The Value of Manure: Then and Now


We spend a good part of the spring hauling manure, and our kids are quick to clarify that it is in fact “cow poop”, which is apparently a lot more fun to say for 2 and 4 year old boys. For my purposes here, though, I’m going to stick with “manure”. Manure is kind of a funny thing. It’s something that has to be carefully managed. It has to be stored properly to not run off into waterways, but also stored away from livestock for their health and safety. It has to be hauled on fields at the right time and in the right quantities to safely provide nutrients for crops, and it has to be worked into the ground to prevent excessive runoff, but when it’s well managed manure also has immense benefits to the soil and the crops planted in that soil, and it’s a very valuable resource.

This cost/benefit conndrum isn’t new. My great uncle Merle wrote, of manure management in the 1930s and 1940s*:

One big job that I disliked very much was hauling manure. Of course, we kept the cows in the hayshed and the lot around it all winter. We never had too many cows. I would guess 10 or 15 but by spring both sides of the hayshed were two feet or more deep with manure and quite a lot out in front also. The horse barn I cleaned out almost every Saturday, I think. There were 3 stalls in it with a little swinging window back of each. It was for ventilation and also to pitch the manure out. Of course by spring you had a big pile there behind the barn. The first I helped haul manure we had no manure spreader, so we pitched it all by hand onto the flat rack and then took it to the field with horses, of course, and then forked it off by hand and scattered it as we did. This was very hard work, but from Dec. 7, 1941 when the Japanese bombed Pearl Harbor until well into 1945 and later you could buy no new cars, farm machinery, tires and many other things. Dad went to a sale south of Littleton on Feb. 25, 1943 and bought a manure spreader for $230 which was more than a new one would have cost if you could get one. It was a John Deere with 4 steel wheels, of course, horse-drawn. So we had a whole lot better way of hauling manure now, but we still had to pry it loose and load it with our pitch forks. We had to have fields dry enough to get out on, but we had to get all hauled and spread so we could plow it under before planting. We had, as I mentioned both sides of hayshed and then the pile at the horse’s barn and then the laying room and roosting room in the chicken house…I found in my diary, Jan. 12, 1946 “Hauled 7 loads of manure – used tractor.” I suppose this would have been the first time we pulled the spreader with the tractor.

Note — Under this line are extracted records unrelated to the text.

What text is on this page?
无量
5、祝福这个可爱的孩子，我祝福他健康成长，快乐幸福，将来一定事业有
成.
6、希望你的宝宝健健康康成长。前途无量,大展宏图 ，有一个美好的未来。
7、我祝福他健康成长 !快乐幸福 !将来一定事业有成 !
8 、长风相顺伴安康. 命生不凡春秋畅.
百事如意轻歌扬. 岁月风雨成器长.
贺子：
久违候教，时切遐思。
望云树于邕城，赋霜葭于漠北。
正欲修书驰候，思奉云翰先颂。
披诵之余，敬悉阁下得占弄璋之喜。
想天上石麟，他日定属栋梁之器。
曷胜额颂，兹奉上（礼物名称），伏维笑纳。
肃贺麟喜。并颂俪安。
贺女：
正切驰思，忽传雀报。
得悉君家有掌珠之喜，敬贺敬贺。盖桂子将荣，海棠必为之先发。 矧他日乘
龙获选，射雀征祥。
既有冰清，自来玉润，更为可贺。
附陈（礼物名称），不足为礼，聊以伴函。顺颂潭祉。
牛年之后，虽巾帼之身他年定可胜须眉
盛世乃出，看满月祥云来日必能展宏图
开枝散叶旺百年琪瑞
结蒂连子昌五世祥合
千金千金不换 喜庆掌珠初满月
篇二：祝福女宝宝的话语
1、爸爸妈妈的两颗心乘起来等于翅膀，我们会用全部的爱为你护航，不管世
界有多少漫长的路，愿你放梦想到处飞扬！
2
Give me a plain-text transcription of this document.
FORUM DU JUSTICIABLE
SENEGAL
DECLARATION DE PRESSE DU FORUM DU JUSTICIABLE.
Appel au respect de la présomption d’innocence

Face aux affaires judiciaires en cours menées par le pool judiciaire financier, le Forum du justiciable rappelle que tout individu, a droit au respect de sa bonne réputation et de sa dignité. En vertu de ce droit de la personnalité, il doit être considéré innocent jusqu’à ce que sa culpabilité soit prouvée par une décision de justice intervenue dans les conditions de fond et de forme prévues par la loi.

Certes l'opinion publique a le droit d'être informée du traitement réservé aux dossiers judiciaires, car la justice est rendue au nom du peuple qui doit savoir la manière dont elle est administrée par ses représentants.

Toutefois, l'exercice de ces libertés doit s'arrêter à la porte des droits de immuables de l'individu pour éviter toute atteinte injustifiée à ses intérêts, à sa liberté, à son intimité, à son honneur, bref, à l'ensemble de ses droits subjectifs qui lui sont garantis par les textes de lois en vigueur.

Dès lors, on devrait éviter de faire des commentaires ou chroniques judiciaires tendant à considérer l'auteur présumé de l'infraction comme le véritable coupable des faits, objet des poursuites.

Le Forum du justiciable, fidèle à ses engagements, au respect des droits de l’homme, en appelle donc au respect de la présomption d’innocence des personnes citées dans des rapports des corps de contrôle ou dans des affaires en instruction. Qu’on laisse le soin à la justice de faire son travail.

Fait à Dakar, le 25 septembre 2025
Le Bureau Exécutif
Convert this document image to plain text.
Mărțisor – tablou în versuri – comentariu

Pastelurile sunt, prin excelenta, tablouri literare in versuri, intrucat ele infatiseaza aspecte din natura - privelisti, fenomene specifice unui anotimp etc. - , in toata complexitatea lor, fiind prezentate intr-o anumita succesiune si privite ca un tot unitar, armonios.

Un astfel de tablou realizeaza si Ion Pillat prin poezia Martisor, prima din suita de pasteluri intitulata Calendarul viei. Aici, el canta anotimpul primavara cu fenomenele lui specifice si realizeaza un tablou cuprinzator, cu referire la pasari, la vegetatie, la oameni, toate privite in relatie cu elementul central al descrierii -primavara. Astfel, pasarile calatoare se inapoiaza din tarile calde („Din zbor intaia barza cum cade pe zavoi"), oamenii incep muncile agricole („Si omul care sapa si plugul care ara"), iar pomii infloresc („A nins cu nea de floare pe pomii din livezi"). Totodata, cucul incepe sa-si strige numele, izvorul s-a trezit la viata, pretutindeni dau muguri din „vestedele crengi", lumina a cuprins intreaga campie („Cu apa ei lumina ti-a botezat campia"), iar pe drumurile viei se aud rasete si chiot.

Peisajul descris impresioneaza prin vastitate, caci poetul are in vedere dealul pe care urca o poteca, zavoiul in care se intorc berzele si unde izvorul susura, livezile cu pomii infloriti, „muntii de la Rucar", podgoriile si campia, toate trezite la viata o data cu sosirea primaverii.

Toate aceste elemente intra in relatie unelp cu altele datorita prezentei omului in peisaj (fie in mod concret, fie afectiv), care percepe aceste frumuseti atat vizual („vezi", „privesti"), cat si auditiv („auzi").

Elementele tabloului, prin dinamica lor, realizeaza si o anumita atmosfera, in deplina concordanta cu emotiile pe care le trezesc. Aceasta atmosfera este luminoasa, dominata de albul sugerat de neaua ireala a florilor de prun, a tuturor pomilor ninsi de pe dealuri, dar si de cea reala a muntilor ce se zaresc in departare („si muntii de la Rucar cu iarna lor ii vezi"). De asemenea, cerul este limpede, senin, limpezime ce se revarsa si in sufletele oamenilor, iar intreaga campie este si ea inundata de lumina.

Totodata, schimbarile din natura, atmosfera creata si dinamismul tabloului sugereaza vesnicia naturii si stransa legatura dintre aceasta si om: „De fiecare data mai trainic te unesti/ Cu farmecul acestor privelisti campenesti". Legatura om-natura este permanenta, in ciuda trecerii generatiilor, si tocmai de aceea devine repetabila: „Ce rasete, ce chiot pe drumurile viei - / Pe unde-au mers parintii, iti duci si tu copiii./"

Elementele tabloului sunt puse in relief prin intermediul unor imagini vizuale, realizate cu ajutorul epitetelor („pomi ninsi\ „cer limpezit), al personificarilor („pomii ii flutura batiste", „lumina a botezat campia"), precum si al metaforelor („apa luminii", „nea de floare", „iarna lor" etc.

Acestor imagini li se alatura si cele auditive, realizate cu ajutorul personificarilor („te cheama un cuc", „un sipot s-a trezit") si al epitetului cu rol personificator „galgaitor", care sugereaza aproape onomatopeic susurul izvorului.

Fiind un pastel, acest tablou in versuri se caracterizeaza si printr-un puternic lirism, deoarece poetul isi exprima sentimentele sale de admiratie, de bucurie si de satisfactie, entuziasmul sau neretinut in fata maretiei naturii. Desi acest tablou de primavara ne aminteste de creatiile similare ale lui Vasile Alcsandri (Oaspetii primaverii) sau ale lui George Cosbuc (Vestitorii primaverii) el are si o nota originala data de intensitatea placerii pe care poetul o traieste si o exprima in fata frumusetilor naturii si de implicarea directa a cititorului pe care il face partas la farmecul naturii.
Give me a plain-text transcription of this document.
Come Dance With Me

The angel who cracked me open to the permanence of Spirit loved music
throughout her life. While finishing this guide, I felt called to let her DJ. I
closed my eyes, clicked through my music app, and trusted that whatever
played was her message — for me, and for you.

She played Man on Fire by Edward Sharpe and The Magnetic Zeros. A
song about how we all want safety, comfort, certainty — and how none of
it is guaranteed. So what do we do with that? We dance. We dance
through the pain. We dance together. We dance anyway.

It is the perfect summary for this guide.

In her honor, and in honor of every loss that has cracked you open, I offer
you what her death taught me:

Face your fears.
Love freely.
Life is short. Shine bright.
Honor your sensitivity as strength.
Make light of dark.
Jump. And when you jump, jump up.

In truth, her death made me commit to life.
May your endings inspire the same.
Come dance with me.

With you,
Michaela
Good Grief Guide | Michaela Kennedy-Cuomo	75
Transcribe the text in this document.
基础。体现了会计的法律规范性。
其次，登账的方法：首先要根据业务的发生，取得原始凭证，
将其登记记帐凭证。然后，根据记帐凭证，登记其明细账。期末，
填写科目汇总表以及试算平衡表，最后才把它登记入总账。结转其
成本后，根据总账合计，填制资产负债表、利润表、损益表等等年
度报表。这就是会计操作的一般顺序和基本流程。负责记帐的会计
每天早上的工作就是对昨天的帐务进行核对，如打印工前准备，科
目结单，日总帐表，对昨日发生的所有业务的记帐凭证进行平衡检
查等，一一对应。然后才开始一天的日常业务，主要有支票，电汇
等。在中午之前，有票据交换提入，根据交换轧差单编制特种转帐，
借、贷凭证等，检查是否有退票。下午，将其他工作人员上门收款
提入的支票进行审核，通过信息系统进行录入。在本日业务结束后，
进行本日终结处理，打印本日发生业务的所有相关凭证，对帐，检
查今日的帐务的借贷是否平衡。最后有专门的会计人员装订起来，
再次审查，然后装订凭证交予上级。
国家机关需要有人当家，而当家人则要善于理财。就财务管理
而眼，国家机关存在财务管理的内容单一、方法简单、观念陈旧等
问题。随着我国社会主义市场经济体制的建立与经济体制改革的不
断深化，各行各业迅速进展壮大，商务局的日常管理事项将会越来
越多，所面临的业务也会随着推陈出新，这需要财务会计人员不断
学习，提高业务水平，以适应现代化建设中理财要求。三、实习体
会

Excerpt from Growing Up on the Farm in the 30s and 40s by Merle Caldwell*

Things haven’t changed as much as you might think in the past 80 years. Storage is more controlled: we now have concrete storage structures for manure from the milking herd, and those structures as well as the entire lot drain to a lagoon to prevent runoff contamination. The structures hold about a year’s worth of manure, so we have the flexibility to haul when conditions are right. The stored manure still has to be hauled on fields before corn planting, though, and it still has to be worked into the ground (though we almost never plow fields anymore). As with most things, the process has gotten a bit more efficient, with less manual labor, just as it did over the course of Merle’s childhood. We load our spreader with a skid loader, and both the spreader and the tractor we pull it with are larger than those available in the 1940s, but the other changes are fairly superficial. From the environmental side, our state regulations are not overly stringent since we are not a CAFO, but we do keep track of which days we haul where, and those records are reviewed by the state.

The value today is a bit different than 1940 also, at least in dollars, as with most things. We haul some manure on rented land farmed on shares, so this spring we had some samples tested to determine the monetary value relative to fertilizer costs for similar nutrients (nitrogen, potassium, and phosphorus, mainly). The total fertilizer price equivalent was about $14/ton, and we haul approximately 14 tons/acre. With that kind of value, its easy to see why farmers have a vested interest in not letting those nutrients get lost in runoff from a purely financial standpoint. Manure also contains organic matter and other things to improve the soil for crop production that are harder to monetize, and that generally continue through multiple crops or growing seasons.

One other thing hasn’t changed, though – it’s still one of the most dreaded jobs on the farm.

* My great uncle Merle Caldwell wrote the book Growing Up on the Farm in the 30s and 40s for our family in 1997. I have had my grandparents’ copy for years and finished typing it into a digital format last fall. I plan to continue to share excerpts of it here with comparable or contrasting stories from our own farm almost a century later.